There are a number of types of commissions, also known as loads. But they generally fall into two categories: an upfront fee when you invest or a deferred load that’s charged when you sell your shares. (In some cases, if you hold onto the shares long enough, the deferred charge goes away.)

Tiny fund fees take a big savings bite

Many mutual funds will hit different customers in the same fund with different fees by creating multiple classes of shares. Class A shares, for example, might come with a front-end load, while Class B shares include a deferred charge. No Load shares may not charge a sales commission, but they still charge fees, often rolled up into a single number called an expense ratio.

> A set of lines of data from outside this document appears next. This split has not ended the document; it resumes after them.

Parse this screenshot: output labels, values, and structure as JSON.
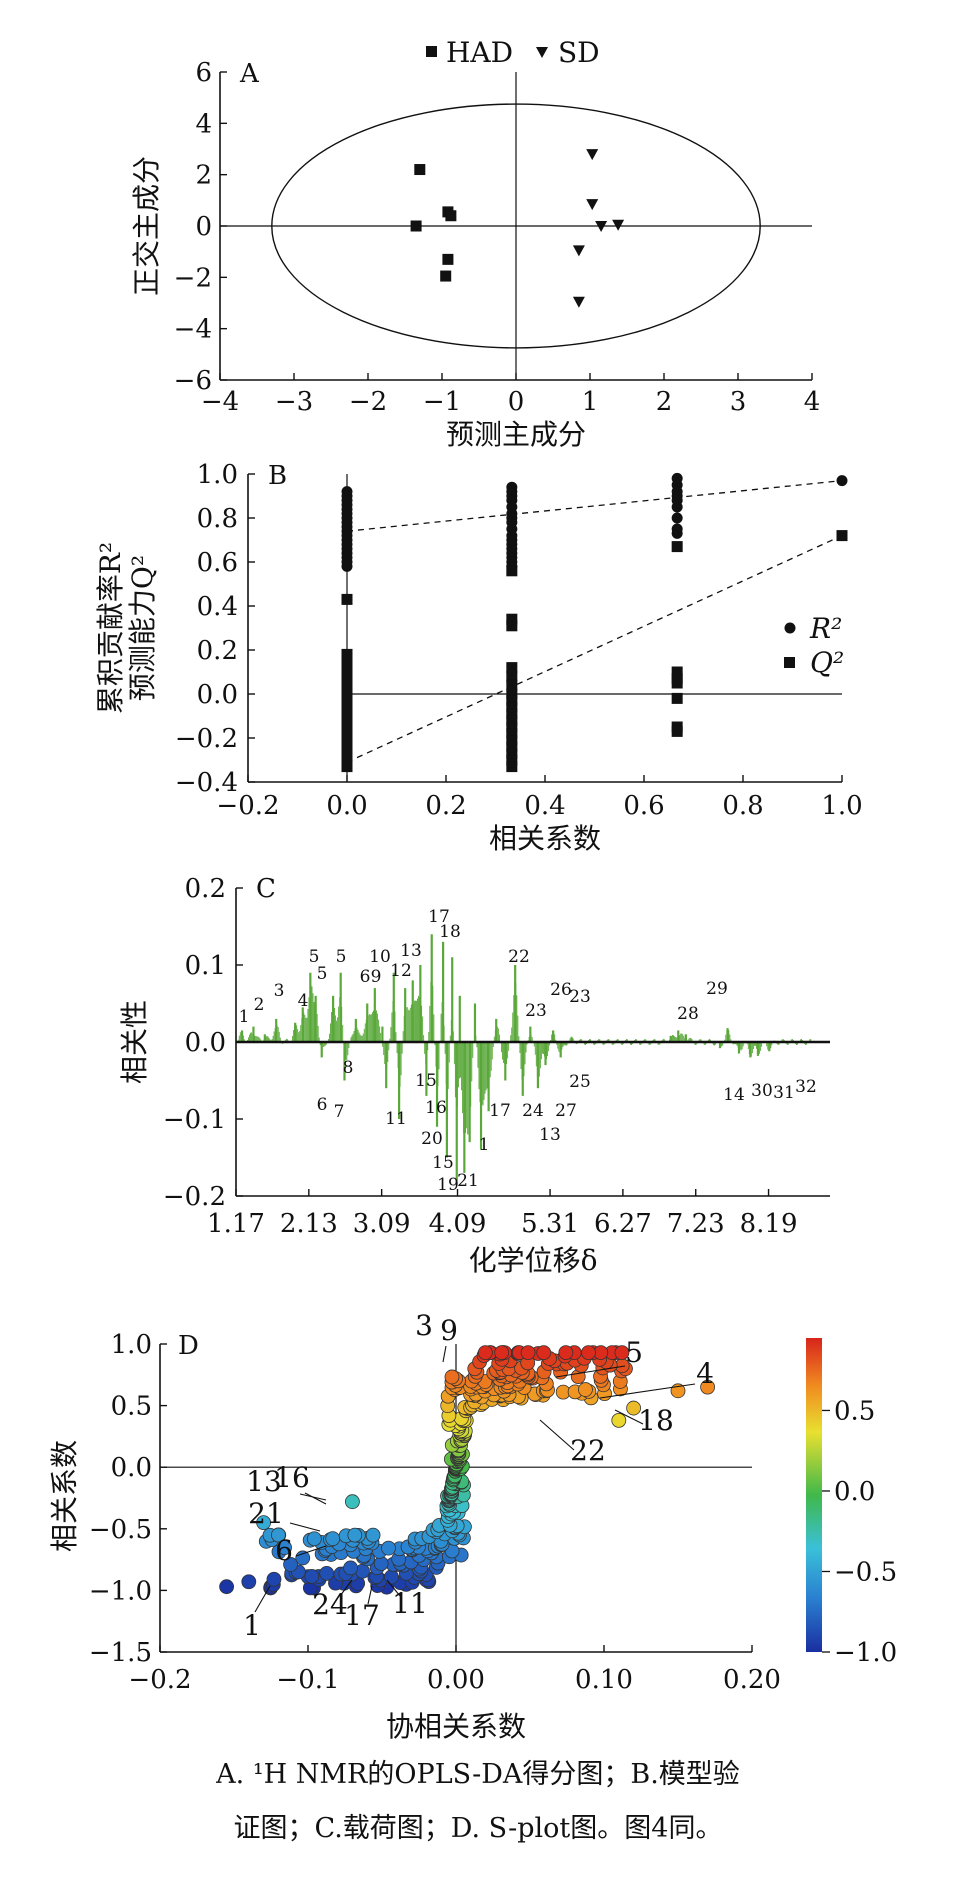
{
  "caption": {
    "line1": "A. ¹H NMR的OPLS-DA得分图；B.模型验",
    "line2": "证图；C.载荷图；D. S-plot图。图4同。"
  },
  "chart_data": [
    {
      "panel": "A",
      "type": "scatter",
      "xlabel": "预测主成分",
      "ylabel": "正交主成分",
      "xlim": [
        -4,
        4
      ],
      "ylim": [
        -6,
        6
      ],
      "xticks": [
        "−4",
        "−3",
        "−2",
        "−1",
        "0",
        "1",
        "2",
        "3",
        "4"
      ],
      "yticks": [
        "6",
        "4",
        "2",
        "0",
        "−2",
        "−4",
        "−6"
      ],
      "legend": {
        "position": "top",
        "entries": [
          "HAD",
          "SD"
        ]
      },
      "ellipse": {
        "rx": 3.3,
        "ry": 4.75
      },
      "series": [
        {
          "name": "HAD",
          "marker": "square",
          "x": [
            -1.3,
            -1.35,
            -0.92,
            -0.88,
            -0.92,
            -0.95
          ],
          "y": [
            2.2,
            0.0,
            0.55,
            0.4,
            -1.3,
            -1.95
          ]
        },
        {
          "name": "SD",
          "marker": "triangle",
          "x": [
            1.03,
            1.03,
            1.15,
            1.38,
            0.85,
            0.85
          ],
          "y": [
            2.8,
            0.85,
            0.0,
            0.05,
            -0.95,
            -2.95
          ]
        }
      ]
    },
    {
      "panel": "B",
      "type": "scatter",
      "xlabel": "相关系数",
      "ylabel_line1": "累积贡献率R²",
      "ylabel_line2": "预测能力Q²",
      "xlim": [
        -0.2,
        1.0
      ],
      "ylim": [
        -0.4,
        1.0
      ],
      "xticks": [
        "−0.2",
        "0.0",
        "0.2",
        "0.4",
        "0.6",
        "0.8",
        "1.0"
      ],
      "yticks": [
        "1.0",
        "0.8",
        "0.6",
        "0.4",
        "0.2",
        "0.0",
        "−0.2",
        "−0.4"
      ],
      "legend": {
        "position": "right",
        "entries": [
          "R²",
          "Q²"
        ]
      },
      "series": [
        {
          "name": "R²",
          "marker": "circle",
          "x": [
            0,
            0,
            0,
            0,
            0,
            0,
            0,
            0,
            0,
            0,
            0,
            0,
            0,
            0,
            0,
            0,
            0,
            0,
            0.333,
            0.333,
            0.333,
            0.333,
            0.333,
            0.333,
            0.333,
            0.333,
            0.333,
            0.333,
            0.333,
            0.333,
            0.333,
            0.333,
            0.333,
            0.333,
            0.333,
            0.667,
            0.667,
            0.667,
            0.667,
            0.667,
            0.667,
            0.667,
            0.667,
            0.667,
            1.0
          ],
          "y": [
            0.92,
            0.9,
            0.88,
            0.86,
            0.84,
            0.82,
            0.8,
            0.78,
            0.76,
            0.74,
            0.72,
            0.7,
            0.68,
            0.66,
            0.64,
            0.62,
            0.6,
            0.58,
            0.94,
            0.92,
            0.9,
            0.88,
            0.85,
            0.82,
            0.8,
            0.78,
            0.75,
            0.72,
            0.7,
            0.68,
            0.66,
            0.64,
            0.62,
            0.6,
            0.58,
            0.98,
            0.95,
            0.92,
            0.9,
            0.88,
            0.85,
            0.8,
            0.75,
            0.73,
            0.97
          ]
        },
        {
          "name": "Q²",
          "marker": "square",
          "x": [
            0,
            0,
            0,
            0,
            0,
            0,
            0,
            0,
            0,
            0,
            0,
            0,
            0,
            0,
            0,
            0,
            0,
            0,
            0.333,
            0.333,
            0.333,
            0.333,
            0.333,
            0.333,
            0.333,
            0.333,
            0.333,
            0.333,
            0.333,
            0.333,
            0.333,
            0.333,
            0.333,
            0.333,
            0.333,
            0.333,
            0.667,
            0.667,
            0.667,
            0.667,
            0.667,
            0.667,
            0.667,
            1.0
          ],
          "y": [
            0.43,
            0.18,
            0.14,
            0.1,
            0.06,
            0.02,
            -0.02,
            -0.06,
            -0.08,
            -0.1,
            -0.13,
            -0.16,
            -0.19,
            -0.22,
            -0.25,
            -0.28,
            -0.31,
            -0.33,
            0.56,
            0.34,
            0.31,
            0.12,
            0.08,
            0.04,
            0.0,
            -0.03,
            -0.06,
            -0.09,
            -0.12,
            -0.15,
            -0.18,
            -0.21,
            -0.24,
            -0.27,
            -0.3,
            -0.33,
            0.67,
            0.1,
            0.07,
            0.05,
            -0.02,
            -0.15,
            -0.17,
            0.72
          ]
        }
      ],
      "reference_lines": [
        {
          "series": "R²",
          "x": [
            0,
            1.0
          ],
          "y": [
            0.74,
            0.97
          ]
        },
        {
          "series": "Q²",
          "x": [
            0,
            1.0
          ],
          "y": [
            -0.31,
            0.72
          ]
        }
      ]
    },
    {
      "panel": "C",
      "type": "bar",
      "xlabel": "化学位移δ",
      "ylabel": "相关性",
      "xlim": [
        1.17,
        9.0
      ],
      "ylim": [
        -0.2,
        0.2
      ],
      "xticks": [
        "1.17",
        "2.13",
        "3.09",
        "4.09",
        "5.31",
        "6.27",
        "7.23",
        "8.19"
      ],
      "yticks": [
        "0.2",
        "0.1",
        "0.0",
        "−0.1",
        "−0.2"
      ],
      "color": "#5aa83a",
      "peaks": [
        {
          "x": 1.25,
          "y": 0.015
        },
        {
          "x": 1.4,
          "y": 0.02
        },
        {
          "x": 1.55,
          "y": 0.01
        },
        {
          "x": 1.7,
          "y": 0.03
        },
        {
          "x": 1.95,
          "y": 0.025
        },
        {
          "x": 2.05,
          "y": 0.045
        },
        {
          "x": 2.15,
          "y": 0.09
        },
        {
          "x": 2.22,
          "y": 0.06
        },
        {
          "x": 2.3,
          "y": -0.02
        },
        {
          "x": 2.45,
          "y": 0.06
        },
        {
          "x": 2.55,
          "y": 0.09
        },
        {
          "x": 2.6,
          "y": -0.05
        },
        {
          "x": 2.75,
          "y": 0.03
        },
        {
          "x": 2.9,
          "y": 0.05
        },
        {
          "x": 3.0,
          "y": 0.07
        },
        {
          "x": 3.1,
          "y": 0.02
        },
        {
          "x": 3.15,
          "y": -0.06
        },
        {
          "x": 3.25,
          "y": 0.09
        },
        {
          "x": 3.32,
          "y": -0.1
        },
        {
          "x": 3.4,
          "y": 0.07
        },
        {
          "x": 3.5,
          "y": 0.08
        },
        {
          "x": 3.6,
          "y": 0.1
        },
        {
          "x": 3.68,
          "y": -0.07
        },
        {
          "x": 3.75,
          "y": 0.14
        },
        {
          "x": 3.82,
          "y": -0.11
        },
        {
          "x": 3.9,
          "y": 0.13
        },
        {
          "x": 3.95,
          "y": -0.15
        },
        {
          "x": 4.02,
          "y": 0.11
        },
        {
          "x": 4.08,
          "y": -0.18
        },
        {
          "x": 4.12,
          "y": 0.06
        },
        {
          "x": 4.18,
          "y": -0.17
        },
        {
          "x": 4.25,
          "y": -0.13
        },
        {
          "x": 4.32,
          "y": 0.05
        },
        {
          "x": 4.4,
          "y": -0.14
        },
        {
          "x": 4.5,
          "y": -0.09
        },
        {
          "x": 4.6,
          "y": 0.03
        },
        {
          "x": 4.72,
          "y": -0.05
        },
        {
          "x": 4.85,
          "y": 0.1
        },
        {
          "x": 4.95,
          "y": -0.07
        },
        {
          "x": 5.05,
          "y": 0.02
        },
        {
          "x": 5.15,
          "y": -0.06
        },
        {
          "x": 5.25,
          "y": -0.03
        },
        {
          "x": 5.35,
          "y": 0.015
        },
        {
          "x": 5.45,
          "y": -0.02
        },
        {
          "x": 5.6,
          "y": 0.005
        },
        {
          "x": 6.9,
          "y": 0.008
        },
        {
          "x": 7.0,
          "y": 0.015
        },
        {
          "x": 7.1,
          "y": 0.01
        },
        {
          "x": 7.55,
          "y": -0.008
        },
        {
          "x": 7.65,
          "y": 0.018
        },
        {
          "x": 7.8,
          "y": -0.015
        },
        {
          "x": 7.95,
          "y": -0.02
        },
        {
          "x": 8.05,
          "y": -0.018
        },
        {
          "x": 8.2,
          "y": -0.012
        }
      ],
      "annotations": [
        "1",
        "2",
        "3",
        "4",
        "5",
        "5",
        "5",
        "6",
        "6",
        "7",
        "8",
        "9",
        "10",
        "11",
        "12",
        "13",
        "13",
        "15",
        "15",
        "16",
        "17",
        "17",
        "18",
        "19",
        "20",
        "21",
        "1",
        "22",
        "23",
        "23",
        "24",
        "25",
        "26",
        "27",
        "28",
        "29",
        "14",
        "30",
        "31",
        "32"
      ]
    },
    {
      "panel": "D",
      "type": "scatter",
      "xlabel": "协相关系数",
      "ylabel": "相关系数",
      "xlim": [
        -0.2,
        0.2
      ],
      "ylim": [
        -1.5,
        1.0
      ],
      "xticks": [
        "−0.2",
        "−0.1",
        "0.00",
        "0.10",
        "0.20"
      ],
      "yticks": [
        "1.0",
        "0.5",
        "0.0",
        "−0.5",
        "−1.0",
        "−1.5"
      ],
      "colorbar": {
        "ticks": [
          "0.5",
          "0.0",
          "−0.5",
          "−1.0"
        ],
        "range": [
          -1.0,
          0.95
        ],
        "colors": [
          "#1a2fa0",
          "#2a7fd0",
          "#3ac0d8",
          "#40b84a",
          "#e8e030",
          "#f08a20",
          "#d8241c"
        ]
      },
      "labels": [
        "3",
        "9",
        "5",
        "4",
        "18",
        "22",
        "13",
        "16",
        "21",
        "6",
        "1",
        "24",
        "17",
        "11"
      ]
    }
  ]
}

You can also expect to pay higher fees than big investors who buy into the same fund you do. Most funds offer so-called institutional shares with the lowest fee (per dollar invested) for investors who buy big blocks of shares.

So what do I get for all these fees?

Not much, according to many researchers. In theory, the sales commission is supposed to pay for advice that helps you pick funds that generate a higher return. But there’s little evidence that funds that charge more in commissions generate higher returns.

In fact, White House economists say investment fees reduce annual returns on retirement savings by a full percentage point.

One percent doesn’t sound like much. How much is all this costing me?

That’s one reason many savers don’t look hard enough at fees: They’re usually just a few pennies on the dollar. But the compounded impact on your savings, especially over a lifetime of saving for retirement, can cost you thousands of dollars.

For example, take a $10,000 investment in a mutual fund that invests in stocks and generates an 8 percent annual return. If you paid a 2 percent upfront load and a 1 percent expense charge, you’d get back $19,134 after 10 years. But you would have paid $2,455 in fees and lost earnings, according to a Securities and Exchange Commission calculator.

The White House estimates the overall cost to Americans at about $17 billion a year. The administration figures that number will likely rise as millions of retirees take savings from their company sponsored 401K plans and roll it over to individual retirement accounts.